= Network Rail Control Periods =

Financial planning periods of Network Rail

Network Rail Control Periods are the 5-year timespans into which Network Rail, the owner and operator of most of the rail infrastructure in Great Britain, works for financial and other planning purposes. Each Control Period begins on 1 April and ends on 31 March to coincide with the financial year. These periods were inherited from Railtrack, so that the earlier ones are retrospective.

As Network Rail is responsible for developing and maintaining railway infrastructure, the Control Periods are used to decide priorities for investment.

== Railtrack Control Periods ==
The first two control periods began while rail infrastructure in Britain was owned and operated by Railtrack, with Control Period 1 (CP1) spanning 1995–1999, while Control Period 2 (CP2) spanned 1999–2004, crossing the transformation of Railtrack into Network Rail in 2002.

== Network Rail Control Periods ==

=== Control Period 3 (CP3): 2004–2009 ===
CP3 included the following work:
- Additional express services from Edinburgh to Aberdeen
- Improved interchange at Gourock

=== Control Period 4 (CP4): 2009–2014 ===
CP4 included the following work as part of the Enhancements Programme:

- Airdrie–Bathgate rail link
- Electrification of the Liverpool to Manchester northern route
- Electrification of the Liverpool–Wigan line between Huyton Junction and Wigan North Western
- Electrification of the Manchester–Preston line (via Bolton) and the Blackpool branch lines between Preston and Blackpool North. As a spin off the branch line between Bolton and Wigan North Western is also due to be electrified
- Electrification of the Windermere branch line
- Redevelopment of Edinburgh Waverley station
- Redevelopment of Birmingham New Street station (Gateway Plus)
- Redevelopment of King's Cross station
- Redevelopment of Reading station
- The Thameslink Programme

=== Control Period 5 (CP5): 2014–2019 ===
CP5 includes:
- London Bridge station redevelopment
- Completion of Borders Railway
- East West Rail from to or via [this plan was first deferred to CP6 and, in December 2017, transferred to a private sector company to build and operate].
- Electrification from London Paddington to Bristol, Cardiff, Oxford and Newbury
- Electrification from Bedford to Kettering and Corby
- Electrification of Transpennine line from Manchester to Leeds
- Electrification of the Gospel Oak to Barking line
- Electrification of Leeds - York and Selby lines
- Electrification and station redevelopment Bromsgrove railway station
- Reading, Ascot to Waterloo 10-car platform lengthening.
- The Streatham Resignalling Project (As a part of the Victoria Phase II Project)
- The Sutton-Wimbledon Project (As a part of the Victoria Phase II Project)

CP5 ran over budget and some projects were delayed. In July 2015, Sir Peter Hendy was appointed Chairman of Network Rail "and asked by the Secretary of State to conduct a thorough review of the enhancement programme in England & Wales to see what can be delivered in an affordable and timely way within the funding period to 2019". (Table 37 of the report lists the revised work programme for CP5).
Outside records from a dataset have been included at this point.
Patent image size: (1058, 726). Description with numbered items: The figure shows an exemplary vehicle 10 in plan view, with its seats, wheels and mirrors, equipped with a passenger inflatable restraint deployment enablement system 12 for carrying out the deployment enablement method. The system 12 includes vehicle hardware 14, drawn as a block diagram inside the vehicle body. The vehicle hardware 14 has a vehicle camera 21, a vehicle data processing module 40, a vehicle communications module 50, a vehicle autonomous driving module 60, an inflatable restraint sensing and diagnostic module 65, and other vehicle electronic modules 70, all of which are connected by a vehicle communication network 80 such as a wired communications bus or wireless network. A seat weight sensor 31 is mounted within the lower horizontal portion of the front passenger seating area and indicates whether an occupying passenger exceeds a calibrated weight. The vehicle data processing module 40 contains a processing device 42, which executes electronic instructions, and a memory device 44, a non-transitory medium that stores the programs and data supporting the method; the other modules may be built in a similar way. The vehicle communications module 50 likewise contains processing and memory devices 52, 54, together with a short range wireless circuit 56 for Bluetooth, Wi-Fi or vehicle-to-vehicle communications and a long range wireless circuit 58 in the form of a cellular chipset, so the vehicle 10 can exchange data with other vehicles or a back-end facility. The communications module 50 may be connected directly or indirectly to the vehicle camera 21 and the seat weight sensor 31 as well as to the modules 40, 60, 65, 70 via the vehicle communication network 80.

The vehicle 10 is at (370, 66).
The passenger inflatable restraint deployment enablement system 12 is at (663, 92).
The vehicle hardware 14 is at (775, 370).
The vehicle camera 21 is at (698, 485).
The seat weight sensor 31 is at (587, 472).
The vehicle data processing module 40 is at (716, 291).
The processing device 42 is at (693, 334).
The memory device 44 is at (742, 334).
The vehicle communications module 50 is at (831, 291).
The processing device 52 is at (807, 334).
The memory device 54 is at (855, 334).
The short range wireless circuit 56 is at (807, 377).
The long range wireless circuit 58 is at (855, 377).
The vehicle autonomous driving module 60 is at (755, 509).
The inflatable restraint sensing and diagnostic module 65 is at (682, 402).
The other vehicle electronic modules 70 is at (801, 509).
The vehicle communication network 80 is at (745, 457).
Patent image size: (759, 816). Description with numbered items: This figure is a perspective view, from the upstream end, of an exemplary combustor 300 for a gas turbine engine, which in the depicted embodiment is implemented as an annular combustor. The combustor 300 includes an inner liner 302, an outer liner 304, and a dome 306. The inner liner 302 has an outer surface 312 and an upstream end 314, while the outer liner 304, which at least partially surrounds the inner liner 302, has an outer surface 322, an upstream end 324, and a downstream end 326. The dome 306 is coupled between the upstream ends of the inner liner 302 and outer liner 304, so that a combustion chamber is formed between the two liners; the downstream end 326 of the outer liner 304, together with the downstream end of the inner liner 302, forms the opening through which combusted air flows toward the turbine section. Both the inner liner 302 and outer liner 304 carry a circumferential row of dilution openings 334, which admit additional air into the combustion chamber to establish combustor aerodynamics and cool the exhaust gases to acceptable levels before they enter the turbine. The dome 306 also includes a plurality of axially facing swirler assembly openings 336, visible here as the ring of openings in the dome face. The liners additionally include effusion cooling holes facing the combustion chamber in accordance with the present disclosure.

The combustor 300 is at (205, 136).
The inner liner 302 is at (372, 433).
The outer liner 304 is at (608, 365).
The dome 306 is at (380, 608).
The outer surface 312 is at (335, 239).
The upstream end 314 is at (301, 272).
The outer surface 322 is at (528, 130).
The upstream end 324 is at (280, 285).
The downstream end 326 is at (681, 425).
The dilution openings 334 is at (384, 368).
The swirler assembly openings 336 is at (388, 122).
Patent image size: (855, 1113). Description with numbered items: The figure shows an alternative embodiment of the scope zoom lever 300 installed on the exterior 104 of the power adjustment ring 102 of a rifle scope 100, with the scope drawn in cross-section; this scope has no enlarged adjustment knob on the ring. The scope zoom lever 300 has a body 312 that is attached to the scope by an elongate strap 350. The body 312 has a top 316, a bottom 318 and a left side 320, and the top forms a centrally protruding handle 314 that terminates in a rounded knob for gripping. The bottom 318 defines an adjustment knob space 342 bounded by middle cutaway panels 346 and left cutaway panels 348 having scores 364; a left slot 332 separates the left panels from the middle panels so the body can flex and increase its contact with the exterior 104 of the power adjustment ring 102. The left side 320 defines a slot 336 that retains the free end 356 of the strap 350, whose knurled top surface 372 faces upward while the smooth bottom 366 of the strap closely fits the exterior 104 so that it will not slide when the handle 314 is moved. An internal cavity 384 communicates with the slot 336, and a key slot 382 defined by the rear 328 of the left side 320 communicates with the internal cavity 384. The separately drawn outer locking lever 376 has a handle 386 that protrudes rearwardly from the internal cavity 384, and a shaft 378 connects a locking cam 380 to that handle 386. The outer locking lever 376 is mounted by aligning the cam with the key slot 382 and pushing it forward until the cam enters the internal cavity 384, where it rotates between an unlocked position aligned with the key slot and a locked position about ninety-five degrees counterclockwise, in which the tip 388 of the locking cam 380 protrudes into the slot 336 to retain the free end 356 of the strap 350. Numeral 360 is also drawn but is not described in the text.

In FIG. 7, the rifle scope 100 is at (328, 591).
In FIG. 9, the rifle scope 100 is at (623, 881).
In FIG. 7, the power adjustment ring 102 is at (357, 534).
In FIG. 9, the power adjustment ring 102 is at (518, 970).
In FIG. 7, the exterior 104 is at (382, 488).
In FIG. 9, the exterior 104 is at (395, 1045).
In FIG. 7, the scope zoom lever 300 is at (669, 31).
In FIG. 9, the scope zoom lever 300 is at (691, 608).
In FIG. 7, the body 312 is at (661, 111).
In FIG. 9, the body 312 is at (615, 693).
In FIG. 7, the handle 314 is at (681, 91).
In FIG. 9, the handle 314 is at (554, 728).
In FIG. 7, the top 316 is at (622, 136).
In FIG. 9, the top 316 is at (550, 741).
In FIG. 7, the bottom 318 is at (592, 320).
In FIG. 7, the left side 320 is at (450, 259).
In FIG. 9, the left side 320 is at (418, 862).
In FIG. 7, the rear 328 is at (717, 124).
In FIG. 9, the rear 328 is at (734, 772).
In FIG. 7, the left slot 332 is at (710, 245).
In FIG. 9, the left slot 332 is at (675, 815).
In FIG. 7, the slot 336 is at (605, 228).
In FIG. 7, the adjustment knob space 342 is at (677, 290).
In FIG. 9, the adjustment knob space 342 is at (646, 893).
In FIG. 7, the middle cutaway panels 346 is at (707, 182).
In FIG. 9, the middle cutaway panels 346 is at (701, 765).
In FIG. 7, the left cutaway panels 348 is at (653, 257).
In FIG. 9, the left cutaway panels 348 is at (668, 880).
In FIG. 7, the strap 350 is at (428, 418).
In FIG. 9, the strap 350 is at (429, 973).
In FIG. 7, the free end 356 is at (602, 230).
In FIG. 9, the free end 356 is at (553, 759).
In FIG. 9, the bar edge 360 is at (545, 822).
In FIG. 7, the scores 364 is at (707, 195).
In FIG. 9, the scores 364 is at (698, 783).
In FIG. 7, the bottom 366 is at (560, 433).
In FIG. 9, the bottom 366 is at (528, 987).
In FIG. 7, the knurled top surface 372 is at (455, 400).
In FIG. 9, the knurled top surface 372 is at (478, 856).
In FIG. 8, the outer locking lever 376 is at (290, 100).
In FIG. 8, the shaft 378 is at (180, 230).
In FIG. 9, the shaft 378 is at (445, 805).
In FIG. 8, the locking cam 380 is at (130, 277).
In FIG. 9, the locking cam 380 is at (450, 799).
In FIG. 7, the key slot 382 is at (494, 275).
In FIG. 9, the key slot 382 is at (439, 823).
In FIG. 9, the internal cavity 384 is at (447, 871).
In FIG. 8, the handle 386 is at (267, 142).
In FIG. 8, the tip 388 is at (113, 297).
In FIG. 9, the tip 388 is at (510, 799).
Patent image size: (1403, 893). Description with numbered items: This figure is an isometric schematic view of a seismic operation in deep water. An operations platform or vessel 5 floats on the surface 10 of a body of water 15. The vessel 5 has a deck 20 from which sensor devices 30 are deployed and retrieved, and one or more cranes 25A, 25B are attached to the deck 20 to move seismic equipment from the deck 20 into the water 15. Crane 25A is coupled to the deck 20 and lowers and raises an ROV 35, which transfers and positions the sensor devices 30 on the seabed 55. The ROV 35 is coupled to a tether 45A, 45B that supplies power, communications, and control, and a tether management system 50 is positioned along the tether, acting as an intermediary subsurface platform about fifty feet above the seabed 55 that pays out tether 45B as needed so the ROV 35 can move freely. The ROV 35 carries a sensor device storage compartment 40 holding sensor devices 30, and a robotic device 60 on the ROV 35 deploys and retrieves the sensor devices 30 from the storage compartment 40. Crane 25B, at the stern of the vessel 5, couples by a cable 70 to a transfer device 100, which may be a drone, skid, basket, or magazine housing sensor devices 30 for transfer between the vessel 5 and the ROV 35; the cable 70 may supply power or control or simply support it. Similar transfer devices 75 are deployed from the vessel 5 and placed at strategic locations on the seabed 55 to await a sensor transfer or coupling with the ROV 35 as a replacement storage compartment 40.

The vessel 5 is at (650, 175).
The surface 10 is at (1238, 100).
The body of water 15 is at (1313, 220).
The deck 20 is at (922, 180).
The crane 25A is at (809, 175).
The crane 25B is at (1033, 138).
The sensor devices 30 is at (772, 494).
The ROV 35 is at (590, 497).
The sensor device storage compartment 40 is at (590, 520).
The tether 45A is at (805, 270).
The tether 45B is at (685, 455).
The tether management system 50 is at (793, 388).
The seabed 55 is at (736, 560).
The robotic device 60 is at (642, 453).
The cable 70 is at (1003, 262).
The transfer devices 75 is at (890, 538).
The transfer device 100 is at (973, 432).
Additionally, Dame Colette Bowe investigated how future investment programmes could be implemented better.

=== Control Period 6 (CP6): 2019–2024 ===
In July 2017, the Department for Transport published the "high level output specification" for Control Period 6.

In October 2017, a Statement of Funds Available report was published which announced that £48 billion would be allocated for CP6. In October 2018, the Office of Rail Regulation approved of the spending plans which include spending £7.7bn on spending of maintaining the existing railway and £16.6bn for renewing the railways .

In February 2018, Network Rail announced its strategic business plan for CP6; the plan will prioritize performance and reliability improvements over major new schemes.

In February 2019, Network Rail approved of its spending plan and had no objections to the ORR's decision on spending. It would publish its spending plan at the end of March 2019.

In September 2019, Network Rail and the Department for Transport released the future of the Island Line, which include adding a new passing loop at Brading and upgrading Ryde pier and bring new trains to the Isle of Wight.

=== Control Period 7 (CP7): 2024–2029 ===
On 1 December 2022, the Transport Secretary published the High Level Output Statement for Control Period 7 and confirmed via the Statement of Funds Available that £44bn would be made available to Network Rail for that Control Period. As of the same date, Network Rail has not yet published its plan for Control Period 7, setting out the capital projects that it will deliver. However, the Transpennine North Upgrade project has previously confirmed that it will go into both Control Period 7 and Control Period 8.